FIFA President Joseph S Blatter during a press conference in Zurich, Switzerland, March 3, 2011. [Photo/Agencies]
ZURICH - FIFA promised new rules on Thursday to help stop international matches being fixed for betting scams.
FIFA President Sepp Blatter pledged tighter monitoring of referees' assignments as investigations continue into two suspect friendlies played in Turkey last month.
"There will be new regulations for these international matches which are mostly ... organized only for betting reasons," Blatter said. "Football is a victim of our popularity but we have to protect the game."
Organizers of exhibition matches - for national or club teams - will need to submit referees' names for approval two months before kick off, FIFA secretary general Jerome Valcke said.
FIFA and its continental bodies will have veto power "if we have any reason to think that the referee is not the right referee to be on such a game," Valcke said.

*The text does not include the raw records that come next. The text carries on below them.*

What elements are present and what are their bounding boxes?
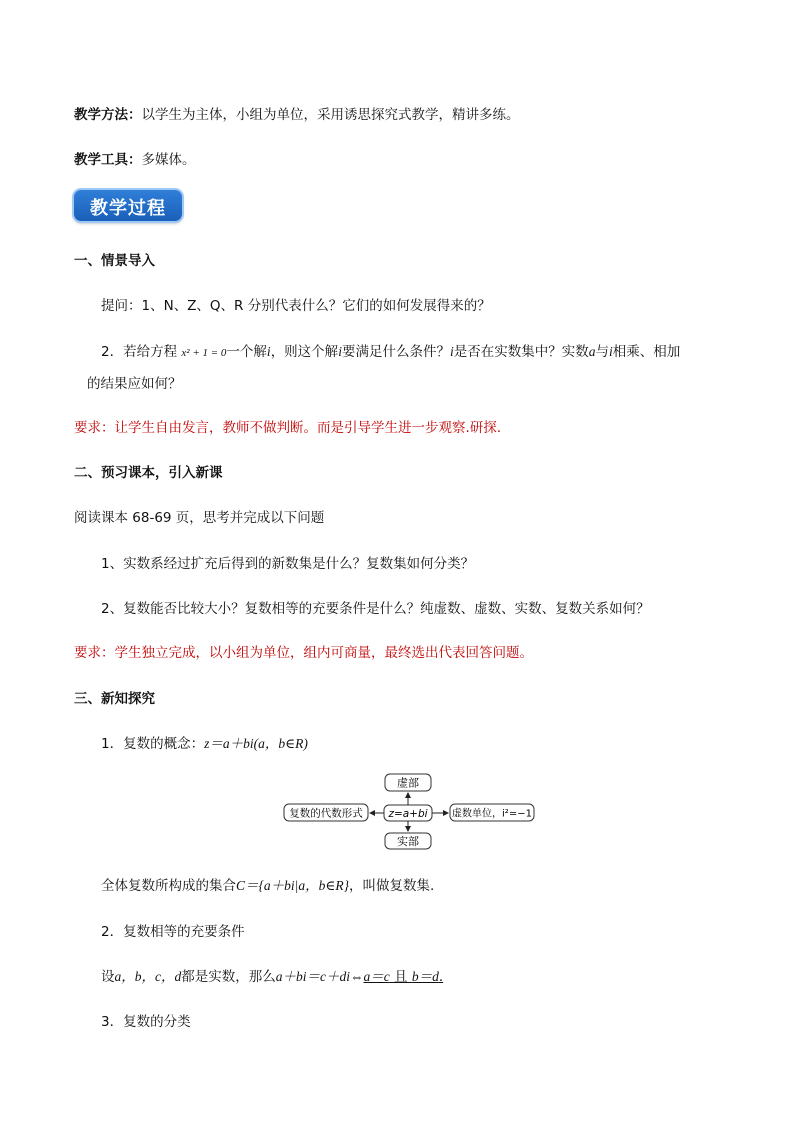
eq-cond-b-equals-d: b＝d [411,969,439,984]
q2-text-g: 相乘、相加 [612,344,681,360]
section2-question1: 1、实数系经过扩充后得到的新数集是什么？复数集如何分类？ [101,556,475,572]
complex-equality-condition [101,965,443,985]
process-banner-label: 教学过程 [90,198,166,219]
equation-x2-plus-1: x² + 1 = 0 [181,347,227,359]
eq-cond-a-equals-c: a＝c [363,969,390,984]
eq-formula: a＋bi＝c＋di⇔ [275,969,364,984]
section2-question2: 2、复数能否比较大小？复数相等的充要条件是什么？纯虚数、虚数、实数、复数关系如何？ [101,601,650,617]
complex-concept-formula: z＝a＋bi(a，b∈R) [204,736,308,751]
complex-set-text-b: ，叫做复数集. [349,878,435,894]
section1-question1: 提问：1、N、Z、Q、R 分别代表什么？它们的如何发展得来的？ [101,298,491,314]
q2-text-f: 与 [595,344,609,360]
var-a: a [588,344,596,359]
teaching-tools-label: 教学工具： [74,152,142,168]
section2-requirement: 要求：学生独立完成，以小组为单位，组内可商量，最终选出代表回答问题。 [74,645,533,661]
var-i: i [338,344,342,359]
section1-question2-cont: 的结果应如何？ [87,376,182,392]
diagram-real-part: 实部 [397,835,419,848]
complex-equality-heading: 2．复数相等的充要条件 [101,924,245,940]
diagram-imaginary-unit: 虚数单位，i²=−1 [452,808,532,820]
eq-and: 且 [389,969,412,985]
section2-title: 二、预习课本，引入新课 [74,465,223,481]
teaching-method-label: 教学方法： [74,107,142,123]
complex-set-formula: C＝{a＋bi|a，b∈R} [236,878,350,893]
eq-end: . [438,969,444,985]
eq-text-b: 都是实数，那么 [181,969,276,985]
section2-intro: 阅读课本 68-69 页，思考并完成以下问题 [74,510,325,526]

FIFA is currently investigating a February 9 double-header arranged by a Thai-based agency, where all seven goals were scored from penalty kicks awarded by low-ranked Hungarian match officials as Latvia beat Bolivia 2-1 and Estonia drew 2-2 with Bulgaria.
National team officials had alerted FIFA and European authority UEFA two weeks earlier after the agency refused to provide referees' details.
The teams were advised to play in a near-empty Antalya stadium with meager television coverage.
Hungary's football federation has since suspended the officials.
Valcke said FIFA also investigated a match between Bahrain and a fake Togo team last September, and was aware of other possible fixes involving European referees sent to officiate in South America.
FIFA will now draw up new statutes governing international matches at national and club level. Changes to FIFA's official rule book can be agreed at its annual congress, scheduled June 1 in Zurich.
FIFA also is backing International Olympic Committee efforts to coordinate world sports' crackdown on match-fixing and corrupt betting. Blatter said FIFA legal director Marco Villiger has joined an IOC working group that will submit proposals this year.